To say these bird-gods have come down to us from the dawn of time is, in human terms, no exaggeration. The obvious comparison is with Stonehenge, but the real shock about Gobekli Tepe is its almost unimaginable age. Stonehenge is about 4,000 years old. Gobekli Tepe has been carbon dated and clocks in at an unbelievable 12,000 years old, extending the advent of monumental human architecture—and with it a human society large and complicated enough to build it—at least three times further back into the deep past, a time before writing, before metal and also a time before farming. “Stone age” hunter-gatherers built this place. Until very recently we imagined complex society—“civilization”—began with agriculture. Gobekli Tepe overturns this assumption about the birth of human culture in a stroke.
But the significance of Gobekli Tepe doesn’t stop there. Agriculture seems to have started around this area, too, around 10,000 years ago, when the megaliths were already 2,000 years old. Pigs were first domesticated in a place called Cayonu a few miles away. The wheat species first domesticated in ancient European and Asian agriculture all descended from a common ancestor: “einkorn” wheat, which just happens to be the very same indigenous species of these ancestral Yazidi heartlands. Which makes the small detail of Satan bringing Adam knowledge by introducing him to grain rather than apples in the Yazidi version of the Eden story suddenly seem very significant.
So, the Yazidis are descended from the original inhabitants of the garden of Eden and worship a bird-god called Satan, who brought mankind out of the Stone Age with the forbidden fruit of agriculture, right? Who knows.
This baffling conundrum certainly poses intriguing questions about how far back into the dawn of human culture—into the “Stone Age” and its transition into “civilization”—all our familiar stories about God and the Devil and Adam and Eden actually go. It also paints the Devil in a newly sympathetic light, and you wonder if the Old Testament’s take on Satan might have been a hatchet job on the older rival religion’s god.

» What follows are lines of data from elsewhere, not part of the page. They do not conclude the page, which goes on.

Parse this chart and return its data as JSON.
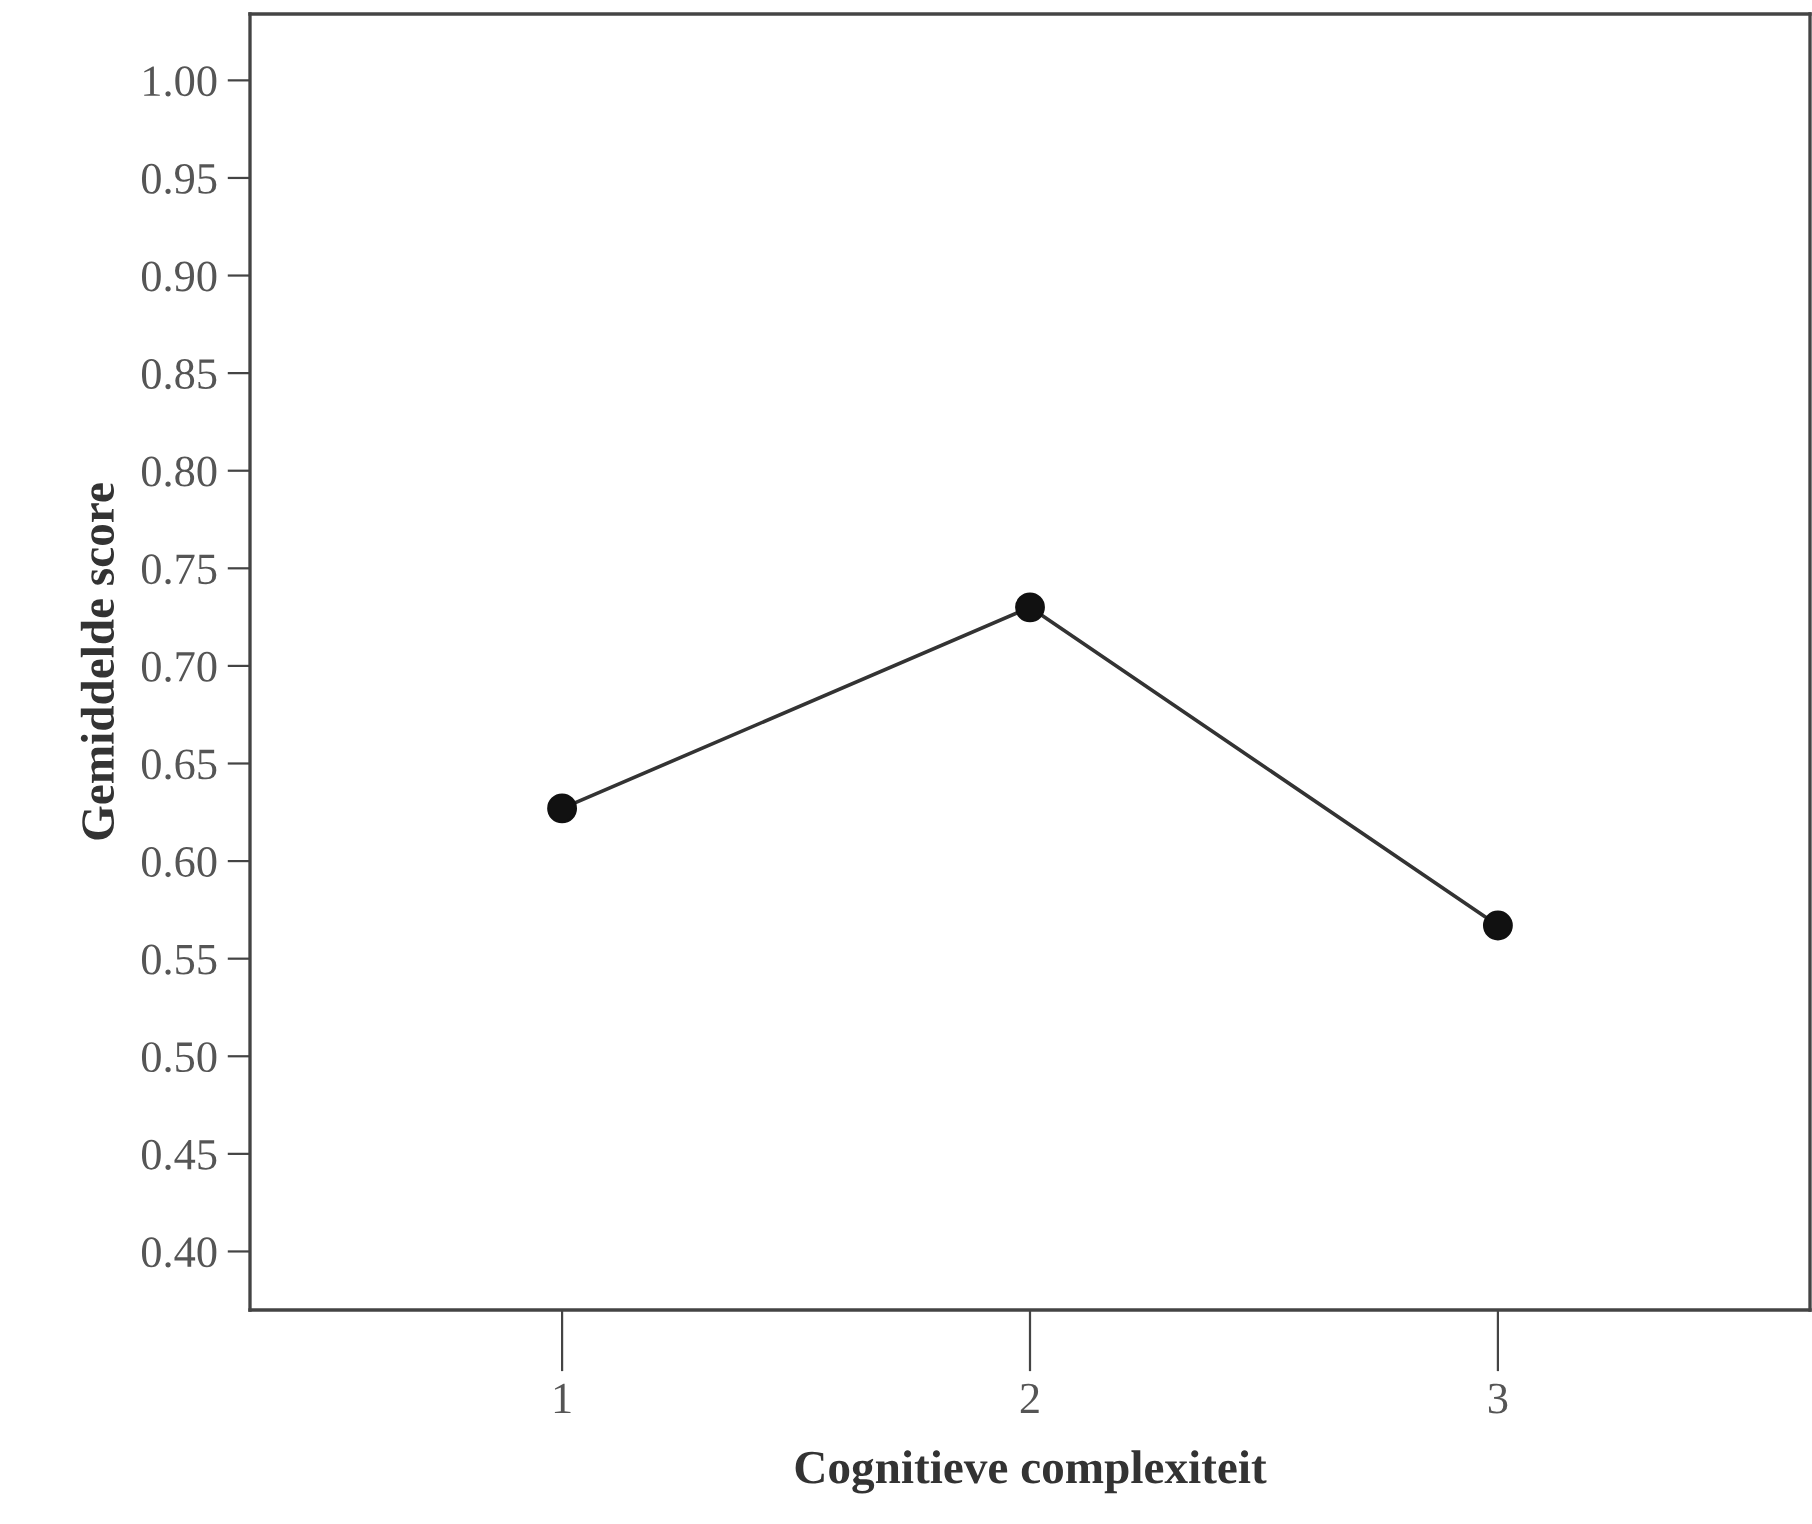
{
  "chart_data": {
    "type": "line",
    "xlabel": "Cognitieve complexiteit",
    "ylabel": "Gemiddelde score",
    "categories": [
      "1",
      "2",
      "3"
    ],
    "series": [
      {
        "color": "#333333",
        "values": [
          0.627,
          0.73,
          0.567
        ]
      }
    ],
    "ylim": [
      0.37,
      1.034
    ],
    "yticks": [
      {
        "value": 0.4,
        "label": "0.40"
      },
      {
        "value": 0.45,
        "label": "0.45"
      },
      {
        "value": 0.5,
        "label": "0.50"
      },
      {
        "value": 0.55,
        "label": "0.55"
      },
      {
        "value": 0.6,
        "label": "0.60"
      },
      {
        "value": 0.65,
        "label": "0.65"
      },
      {
        "value": 0.7,
        "label": "0.70"
      },
      {
        "value": 0.75,
        "label": "0.75"
      },
      {
        "value": 0.8,
        "label": "0.80"
      },
      {
        "value": 0.85,
        "label": "0.85"
      },
      {
        "value": 0.9,
        "label": "0.90"
      },
      {
        "value": 0.95,
        "label": "0.95"
      },
      {
        "value": 1.0,
        "label": "1.00"
      }
    ],
    "marker": "circle",
    "line_style": "solid",
    "grid": false,
    "legend": false
  }
}
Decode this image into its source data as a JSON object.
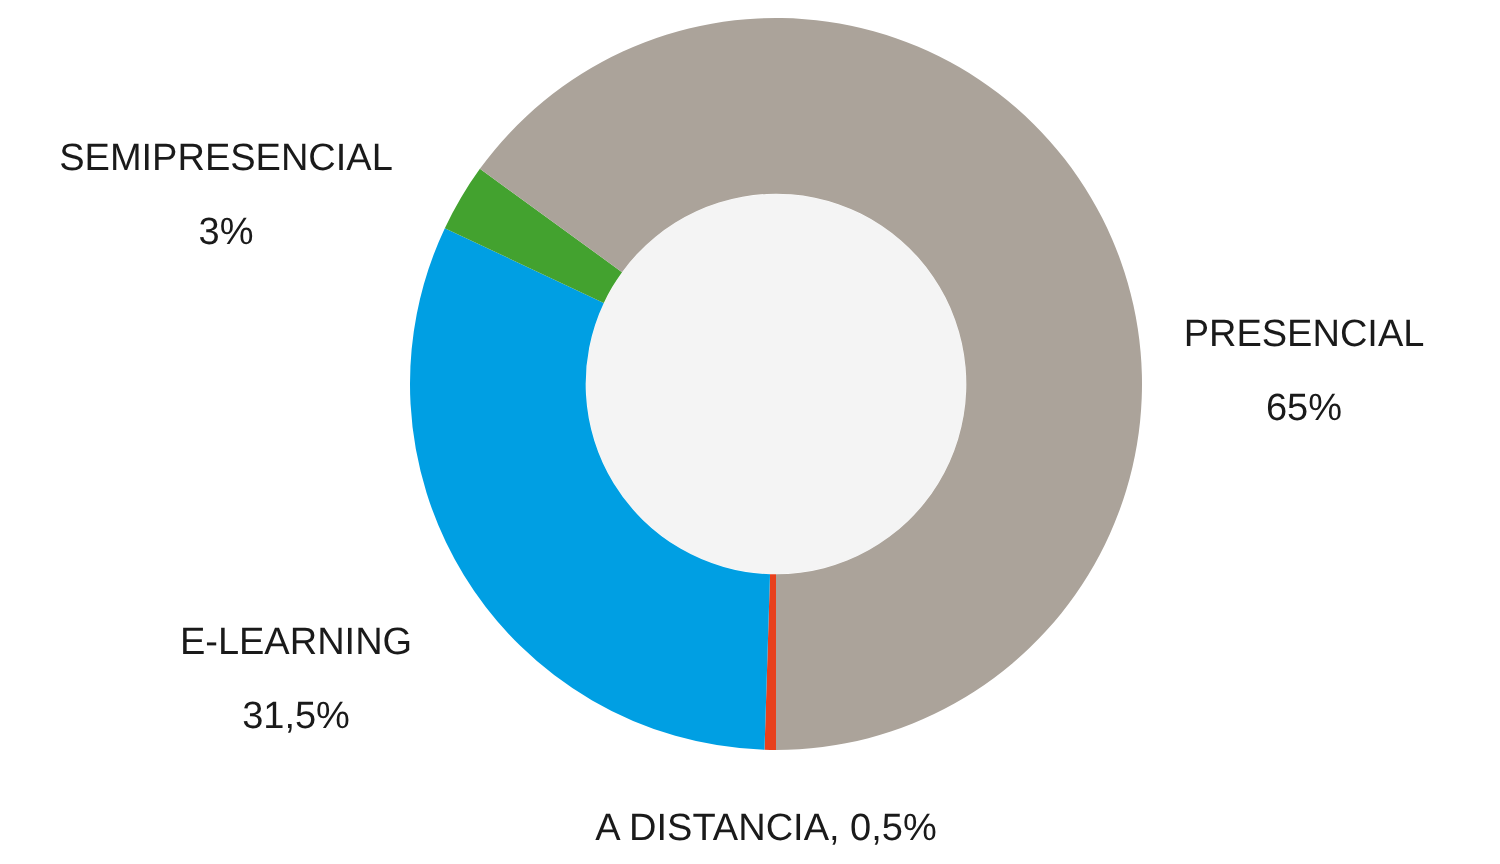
{
  "chart_data": {
    "type": "donut",
    "categories": [
      "A DISTANCIA",
      "E-LEARNING",
      "SEMIPRESENCIAL",
      "PRESENCIAL"
    ],
    "values": [
      0.5,
      31.5,
      3,
      65
    ],
    "colors": [
      "#e8401c",
      "#009fe3",
      "#43a22f",
      "#aba39a"
    ],
    "value_labels": [
      "0,5%",
      "31,5%",
      "3%",
      "65%"
    ],
    "legend": false
  }
}
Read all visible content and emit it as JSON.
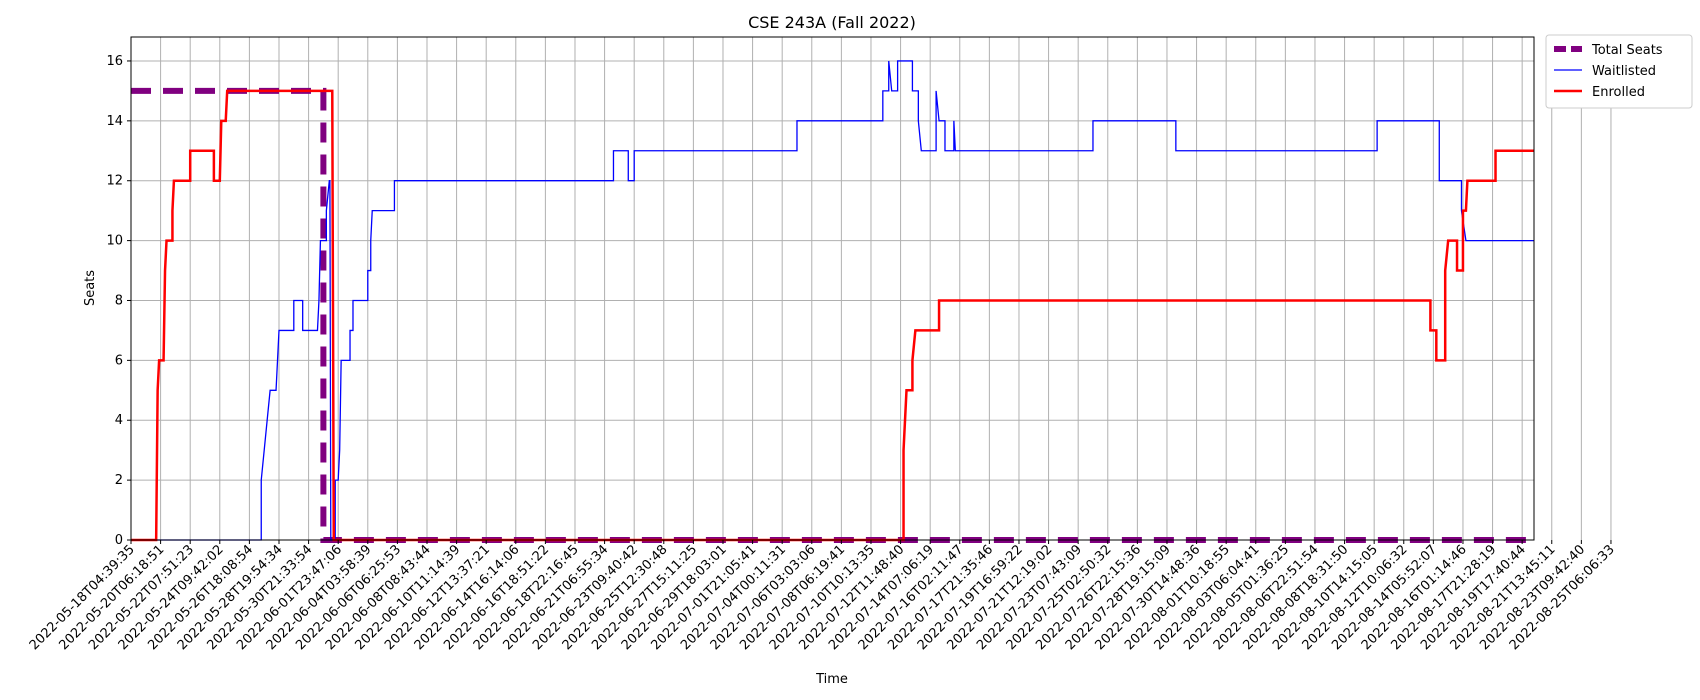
{
  "chart_data": {
    "type": "line",
    "title": "CSE 243A (Fall 2022)",
    "xlabel": "Time",
    "ylabel": "Seats",
    "ylim": [
      0,
      16.8
    ],
    "xlim": [
      0,
      47.4
    ],
    "yticks": [
      0,
      2,
      4,
      6,
      8,
      10,
      12,
      14,
      16
    ],
    "grid": true,
    "legend_position": "outside-top-right",
    "x_tick_labels": [
      "2022-05-18T04:39:35",
      "2022-05-20T06:18:51",
      "2022-05-22T07:51:23",
      "2022-05-24T09:42:02",
      "2022-05-26T18:08:54",
      "2022-05-28T19:54:34",
      "2022-05-30T21:33:54",
      "2022-06-01T23:47:06",
      "2022-06-04T03:58:39",
      "2022-06-06T06:25:53",
      "2022-06-08T08:43:44",
      "2022-06-10T11:14:39",
      "2022-06-12T13:37:21",
      "2022-06-14T16:14:06",
      "2022-06-16T18:51:22",
      "2022-06-18T22:16:45",
      "2022-06-21T06:55:34",
      "2022-06-23T09:40:42",
      "2022-06-25T12:30:48",
      "2022-06-27T15:11:25",
      "2022-06-29T18:03:01",
      "2022-07-01T21:05:41",
      "2022-07-04T00:11:31",
      "2022-07-06T03:03:06",
      "2022-07-08T06:19:41",
      "2022-07-10T10:13:35",
      "2022-07-12T11:48:40",
      "2022-07-14T07:06:19",
      "2022-07-16T02:11:47",
      "2022-07-17T21:35:46",
      "2022-07-19T16:59:22",
      "2022-07-21T12:19:02",
      "2022-07-23T07:43:09",
      "2022-07-25T02:50:32",
      "2022-07-26T22:15:36",
      "2022-07-28T19:15:09",
      "2022-07-30T14:48:36",
      "2022-08-01T10:18:55",
      "2022-08-03T06:04:41",
      "2022-08-05T01:36:25",
      "2022-08-06T22:51:54",
      "2022-08-08T18:31:50",
      "2022-08-10T14:15:05",
      "2022-08-12T10:06:32",
      "2022-08-14T05:52:07",
      "2022-08-16T01:14:46",
      "2022-08-17T21:28:19",
      "2022-08-19T17:40:44",
      "2022-08-21T13:45:11",
      "2022-08-23T09:42:40",
      "2022-08-25T06:06:33"
    ],
    "series": [
      {
        "name": "Total Seats",
        "color": "#800080",
        "style": "dashed",
        "points": [
          [
            0,
            15
          ],
          [
            6.5,
            15
          ],
          [
            6.5,
            0
          ],
          [
            47.4,
            0
          ]
        ]
      },
      {
        "name": "Waitlisted",
        "color": "#0000ff",
        "style": "solid",
        "points": [
          [
            0,
            0
          ],
          [
            4.4,
            0
          ],
          [
            4.4,
            2
          ],
          [
            4.5,
            3
          ],
          [
            4.6,
            4
          ],
          [
            4.7,
            5
          ],
          [
            4.9,
            5
          ],
          [
            4.95,
            6
          ],
          [
            5.0,
            7
          ],
          [
            5.5,
            7
          ],
          [
            5.5,
            8
          ],
          [
            5.8,
            8
          ],
          [
            5.8,
            7
          ],
          [
            6.3,
            7
          ],
          [
            6.35,
            8
          ],
          [
            6.4,
            10
          ],
          [
            6.6,
            10
          ],
          [
            6.6,
            11
          ],
          [
            6.7,
            12
          ],
          [
            6.72,
            12
          ],
          [
            6.75,
            0
          ],
          [
            6.9,
            0
          ],
          [
            6.9,
            2
          ],
          [
            7.0,
            2
          ],
          [
            7.05,
            3
          ],
          [
            7.1,
            6
          ],
          [
            7.4,
            6
          ],
          [
            7.4,
            7
          ],
          [
            7.5,
            7
          ],
          [
            7.5,
            8
          ],
          [
            8.0,
            8
          ],
          [
            8.0,
            9
          ],
          [
            8.1,
            9
          ],
          [
            8.1,
            10
          ],
          [
            8.15,
            11
          ],
          [
            8.9,
            11
          ],
          [
            8.9,
            12
          ],
          [
            16.3,
            12
          ],
          [
            16.3,
            13
          ],
          [
            16.8,
            13
          ],
          [
            16.8,
            12
          ],
          [
            17.0,
            12
          ],
          [
            17.0,
            13
          ],
          [
            22.5,
            13
          ],
          [
            22.5,
            14
          ],
          [
            25.4,
            14
          ],
          [
            25.4,
            15
          ],
          [
            25.6,
            15
          ],
          [
            25.6,
            16
          ],
          [
            25.7,
            15
          ],
          [
            25.9,
            15
          ],
          [
            25.9,
            16
          ],
          [
            26.4,
            16
          ],
          [
            26.4,
            15
          ],
          [
            26.6,
            15
          ],
          [
            26.6,
            14
          ],
          [
            26.7,
            13
          ],
          [
            27.2,
            13
          ],
          [
            27.2,
            15
          ],
          [
            27.3,
            14
          ],
          [
            27.5,
            14
          ],
          [
            27.5,
            13
          ],
          [
            27.8,
            13
          ],
          [
            27.8,
            14
          ],
          [
            27.85,
            13
          ],
          [
            32.5,
            13
          ],
          [
            32.5,
            14
          ],
          [
            35.3,
            14
          ],
          [
            35.3,
            13
          ],
          [
            42.1,
            13
          ],
          [
            42.1,
            14
          ],
          [
            44.2,
            14
          ],
          [
            44.2,
            12
          ],
          [
            44.95,
            12
          ],
          [
            44.95,
            11
          ],
          [
            45.1,
            10
          ],
          [
            47.4,
            10
          ]
        ]
      },
      {
        "name": "Enrolled",
        "color": "#ff0000",
        "style": "solid",
        "points": [
          [
            0,
            0
          ],
          [
            0.85,
            0
          ],
          [
            0.9,
            5
          ],
          [
            0.95,
            6
          ],
          [
            1.1,
            6
          ],
          [
            1.15,
            9
          ],
          [
            1.2,
            10
          ],
          [
            1.4,
            10
          ],
          [
            1.4,
            11
          ],
          [
            1.45,
            12
          ],
          [
            2.0,
            12
          ],
          [
            2.0,
            13
          ],
          [
            2.8,
            13
          ],
          [
            2.8,
            12
          ],
          [
            3.0,
            12
          ],
          [
            3.05,
            14
          ],
          [
            3.2,
            14
          ],
          [
            3.25,
            15
          ],
          [
            6.8,
            15
          ],
          [
            6.85,
            0
          ],
          [
            26.1,
            0
          ],
          [
            26.1,
            3
          ],
          [
            26.2,
            5
          ],
          [
            26.4,
            5
          ],
          [
            26.4,
            6
          ],
          [
            26.5,
            7
          ],
          [
            27.3,
            7
          ],
          [
            27.3,
            8
          ],
          [
            43.9,
            8
          ],
          [
            43.9,
            7
          ],
          [
            44.1,
            7
          ],
          [
            44.1,
            6
          ],
          [
            44.4,
            6
          ],
          [
            44.4,
            9
          ],
          [
            44.5,
            10
          ],
          [
            44.8,
            10
          ],
          [
            44.8,
            9
          ],
          [
            45.0,
            9
          ],
          [
            45.0,
            11
          ],
          [
            45.1,
            11
          ],
          [
            45.15,
            12
          ],
          [
            46.1,
            12
          ],
          [
            46.1,
            13
          ],
          [
            47.4,
            13
          ]
        ]
      }
    ]
  }
}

It must be completely obvious to anyone who’s grown up with the “War On Terror” that the first thing you do in such situations is paint the other guys—and their Gods—as evil, blood-thirsty war mongers, because by demonizing them you can justify any inhumanity you might subsequently commit. It was the basic technique of Bin Laden and of Bush, and it seems perfectly tenable to imagine the writers of the New Testament involved in similar smoke and mirrors.
This would certainly be typical of the Yazidi’s historical experience; there have been 73 attempted genocides of these “devil worshippers” since the arrival of Islam in the region. The most remarkable part of the whole story is that the Yazidis have even survived at all.